The Joy of Discovery
You Can’t Take a Balloon into The Museum of Fine Arts
By Jacqueline Preiss Weitzman and Robin Preiss Glazer
I just began reading a biography of Norman Rockwell called American Mirror: The Life and Art of Norman Rockwell. Featured in this artist’s renderings for The Saturday Evening Post covers were wonderful paintings filled with a sense of community and small town civic closeness and interaction that have made his work suddenly “in” in the art world, when for years it wasn’t. Witness perhaps his most famous painting, “Saying Grace”, auctioned for 46 million dollars at Sotheby’s recently! It depicts a small boy and his grandmother at a local, rather greasy spoon diner, sharing a lunch. Before they commence eating, their heads are bowed. The looks of awe and wonder on the faces of a collection of tough characters gathered about their table are a story in itself. Which leads me to my next point. Norman Rockwell’s paintings WERE a story.
Love this quote from the book:
Underlying Rockwell’s every painting and gesture was his faith
in the redemptive power of storytelling – stories were a buffer
against despair and emptiness. Each of his Post covers amounts
to a one–frame story complete with protagonist and plot… The
public that saw and appreciated his paintings walked away from
them thinking not about the dominance of cerulean blue or cadmium
yellow but about the kid on the twenty-foot-high diving board up
in the sky, terrified as he peers over the edge and realizes there is
only one way down.
So, when I read THIS picture book, a lot of things clicked for me as relates to the above quote and what the art and narrative of a picture book can open up for your young reader. What I love about You Can’t Take a Balloon into The Museum of Fine Arts is the joy of discovery it allows a child as they turn the pages and follow a story of two siblings on a jaunt to the Museum with their grandparents as events unravel and interesting people and paintings pop up!
Wordlessly, in a combination of side-by-side color and black and white frames on each page, what unfolds is a seemingly planned quiet outing to the Museum of Fine Arts that goes awry. An innocent green balloon provides the impetus that the grandmother agrees to hold (no balloons allowed in the Museum) and it slips from her grasp! As it glides silently through the Museum and up and down the streets of historic Boston, a gathering crowd from a helmeted motorcyclist to a golf and tennis attired husband and wife follow, as the frenetic pace begins and heightens.
Life and art are mirrored, as the people chanced upon are close reflections of the famous sculptures and paintings the young children stop to admire with their grandfather.
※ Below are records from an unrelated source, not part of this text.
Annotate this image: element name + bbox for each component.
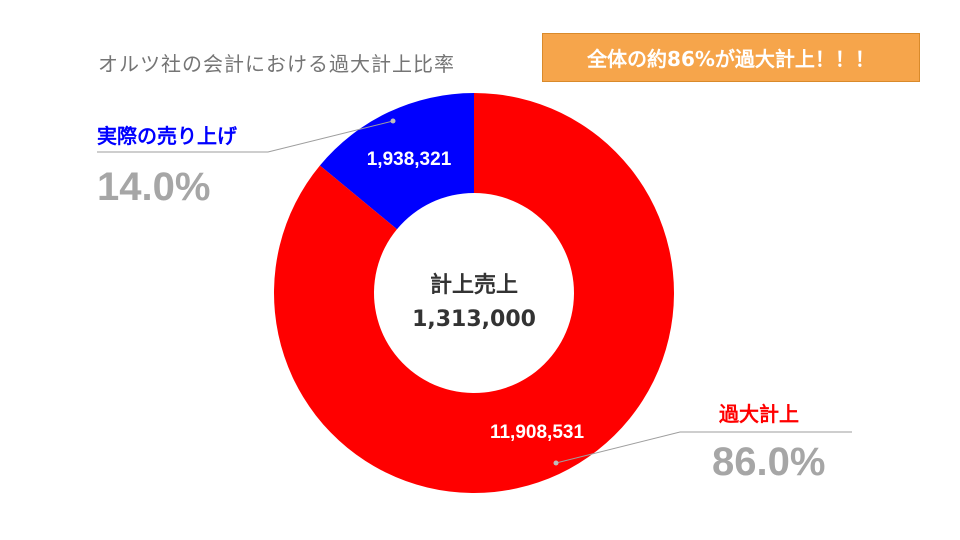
center-label: 計上売上 [430,272,518,298]
chart-title: オルツ社の会計における過大計上比率 [98,52,455,76]
center-value: 1,313,000 [412,307,536,332]
actual-slice-value: 1,938,321 [367,149,452,170]
over-slice-percent: 86.0% [712,440,826,484]
actual-leader-line-dot [390,118,396,124]
callout-banner: 全体の約86%が過大計上！！！ [542,33,920,82]
over-leader-line [555,431,852,464]
actual-leader-line [97,120,394,153]
over-slice-value: 11,908,531 [490,422,584,443]
over-slice [274,93,674,493]
over-leader-line-dot [553,460,559,466]
over-slice-label: 過大計上 [719,402,799,426]
actual-slice-percent: 14.0% [97,165,211,209]
actual-slice [319,93,474,230]
actual-slice-label: 実際の売り上げ [97,124,237,148]
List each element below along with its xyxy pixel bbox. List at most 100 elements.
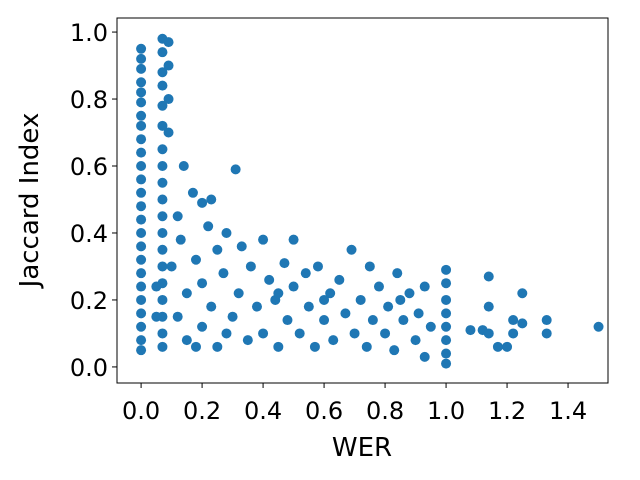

AND interspersed in the chase are thirty-three past and present legends connected with Boston from all walks of life. Your young reader will spy well-known sports greats, Bill Russell and Larry Bird, literary lioness, Louisa May Alcott and some, whose contributions may not be known to your child such as Elizabeth Vergoose that many believe to be the legendary Mother Goose! Interesting facts about the people pictured in the chase may be found at the back of the book with the dates and their contributions listed. The fun is spying as many as you can and then turning to the back of the book to learn about those unrecognized, yet famous social and historical figures pictured.
For instance, your young reader may not recognize the name Phyllis Wheatley, born in Africa and kidnapped at age seven! Educated by the Boston family to whom she was sold, she became one of the best-known poets of the 1800’s. Here are a sampling, some of whom I did not know, of the thirty-three noteworthy figures hidden in the crowd: Robert Gould Shaw, whose story was depicted in the movie, Glory, and a Boston dentist named William Thomas Green Morton, who first publicly demonstrated the use of ether anesthesia.
I love the intergenerational-shared day plotline as the grandparents participate in the pandemonium with the kids. The look on the young girl’s face as she looks into her grandmother’s eyes on their shared blanket as fireworks fill the skies at the end of a perfectly imperfect day is a lovely moment the reader is allowed to peek in on. That look is a story itself. It says in so many words, “I had a wonderful day with you today, grandma and I loved it AND you!” How’s that for a one frame story?
It’s worth a trip to Boston with this book in hand just to follow the same path of discovery as this foursome and the entourage they assemble in their pursuit of a balloon around Boston.
The Norman Rockwell book I mentioned opens with a quote from Edith Wharton:
There are two ways of spreading light:
be the candle or the mirror that reflects it.
Be the candle that reflects the light of a picture book such as this one with your young reader. In a world that is fraught with sometimes-dark days, books are the relief and the remedy for young and hopeful hearts that we hope will continue to be so. Light the candle with a picture book!